Thank you very much for your help. :)

http://oss.tresys.com/projects/clip/...ownloadRelease

the PAM rpms listed in the link have a patch that enforces root to follow the same password requirements as the users.

here is the actual patch for enforcing root to follow the password reqs.

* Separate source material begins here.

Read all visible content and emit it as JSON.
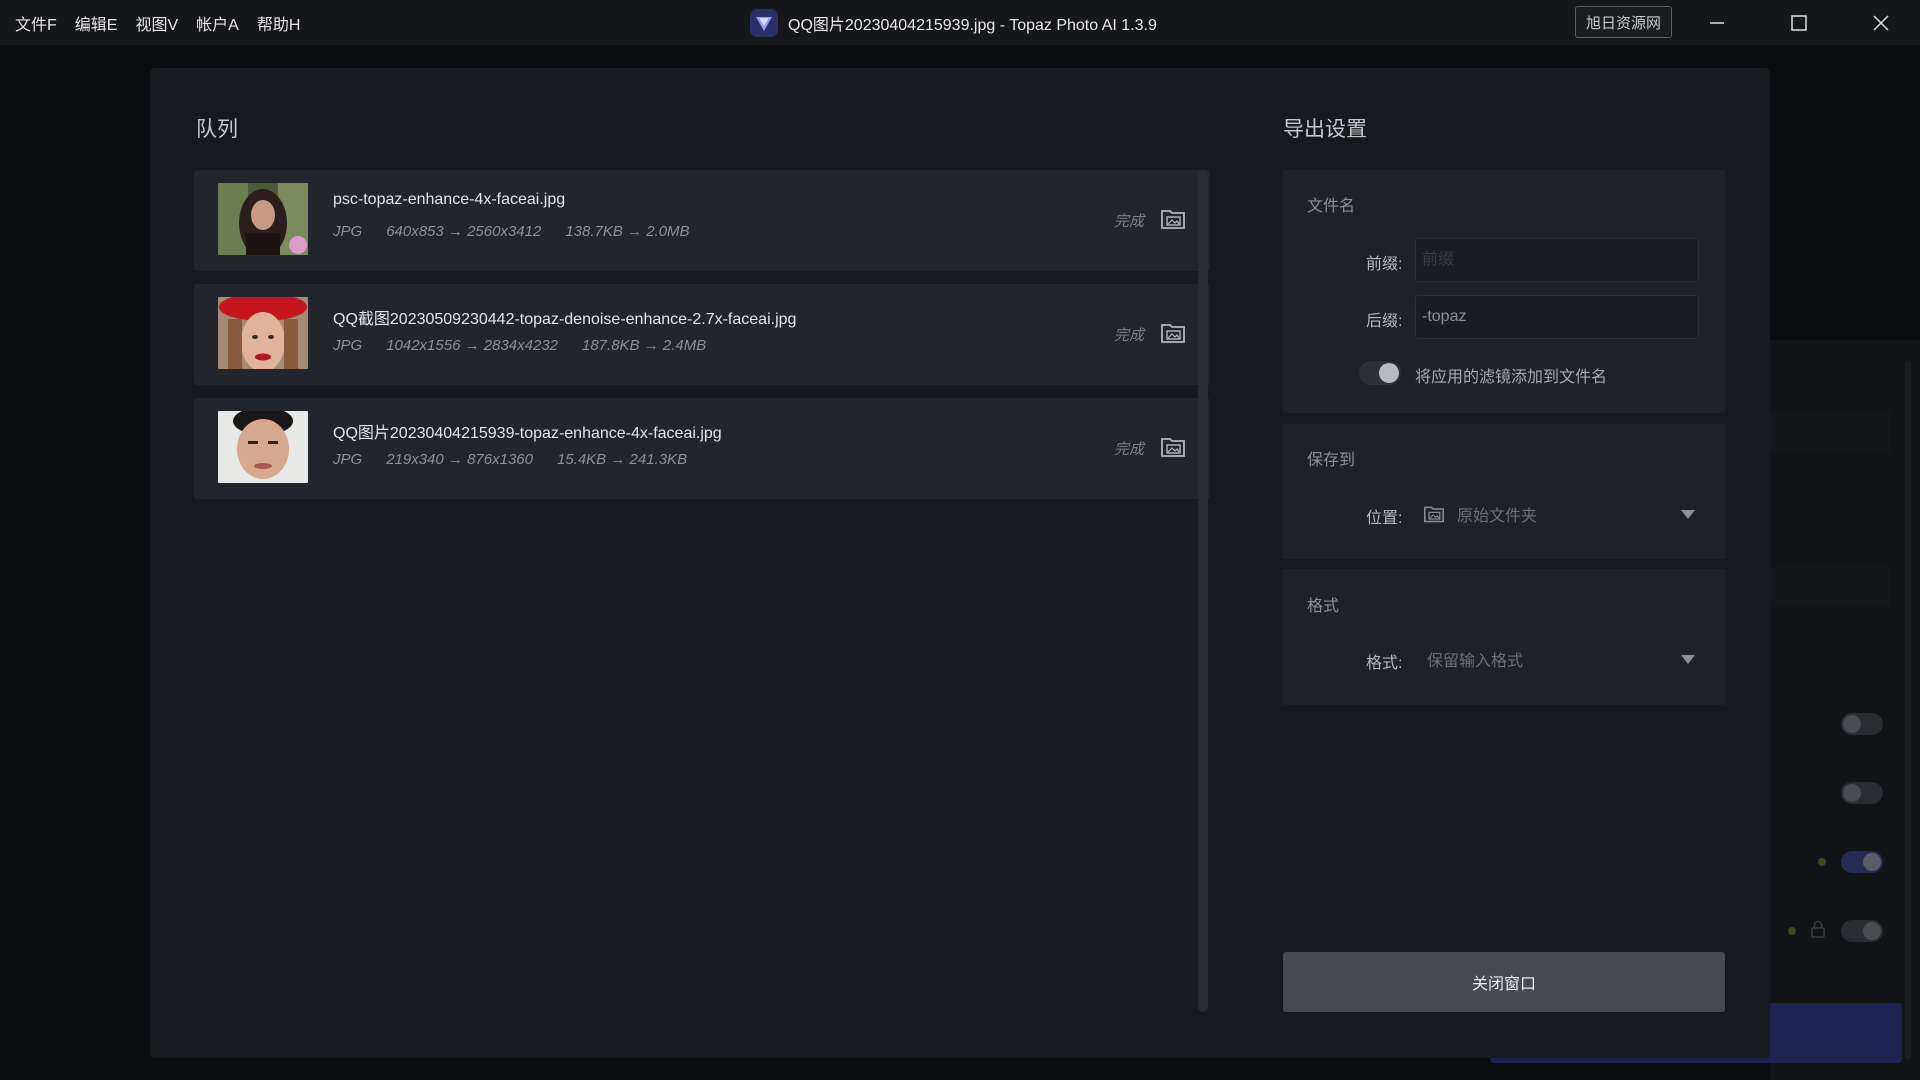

This is based on Linux-PAM-0.99.6.2.tar.bz2 source from RHEL 5

Code:

diff -ur ~/modules/pam_cracklib/pam_cracklib.c ./modules/pam_cracklib/pam_crackl

ib.c

--- ~/modules/pam_cracklib/pam_cracklib.c      2008-07-23 12:28:12.000000000 -0

400

+++ ./modules/pam_cracklib/pam_cracklib.c      2008-07-24 06:25:30.000000000 -0

400

@@ -96,6 +96,7 @@

        int try_first_pass;

        char prompt_type[BUFSIZ];

        char cracklib_dictpath[PATH_MAX];

+      int enforce_root;

 };



 #define CO_RETRY_TIMES  1

@@ -108,6 +109,7 @@

 #define CO_LOW_CREDIT  1

 #define CO_OTH_CREDIT  1

 #define CO_USE_AUTHTOK  0

+#define CO_ENFORCE_ROOT 0



 static int

 _pam_parse (pam_handle_t *pamh, struct cracklib_options *opt,

@@ -166,6 +168,8 @@

        } else if (!strncmp(*argv,"dictpath=",9)) {

            strncpy(opt->cracklib_dictpath, *argv+9,

                    sizeof(opt->cracklib_dictpath) - 1);

+        } else if (!strncmp(*argv,"enforce_root",12)) {

+                opt->enforce_root = 1;

        } else {

            pam_syslog(pamh,LOG_ERR,"pam_parse: unknown option; %s",*argv);

        }

@@ -521,6 +525,7 @@

    strcpy(options.prompt_type,"UNIX");

    memset(options.cracklib_dictpath, 0,

          sizeof (options.cracklib_dictpath));

+    options.enforce_root = CO_ENFORCE_ROOT;



    ctrl = _pam_parse(pamh, &options, argc, argv);



@@ -620,7 +625,7 @@

                if (ctrl && PAM_DEBUG_ARG)

                    pam_syslog(pamh,LOG_DEBUG,"bad password: %s",crack_msg);

                pam_error(pamh, _("BAD PASSWORD: %s"), crack_msg);

-                if (getuid() || (flags & PAM_CHANGE_EXPIRED_AUTHTOK))

+                if (getuid() || options.enforce_root || (flags & PAM_CHANGE_EXPIRED_AUTHTOK))

                    retval = PAM_AUTHTOK_ERR;

                else

                    retval = PAM_SUCCESS;

@@ -631,7 +636,7 @@

                    retval = _pam_unix_approve_pass(pamh,ctrl,&options,

                                                oldtoken,token1);

                    if (retval != PAM_SUCCESS) {

-                        if (getuid() || (flags & PAM_CHANGE_EXPIRED_AUTHTOK))

+                        if (getuid() || options.enforce_root || (flags & PAM_CHANGE_EXPIRED_AUTHTOK))

                            retval = PAM_AUTHTOK_ERR;

                        else

                            retval = PAM_SUCCESS;

Quote:

Originally Posted by Rahil Parikh

I read many how-to and tutorial and came to conclusion that I need to edit /etc/pam.d/system-auth to get my work done. I also found out that I need to use pam_cracklib for that purpose.

Alternatively, the far-superior (IMHO!) pam_passwdqc(8) package can be installed from the CentOS repos and utilized for this purpose. It comes with a nice little option that allows you to enforce rules for root - or not.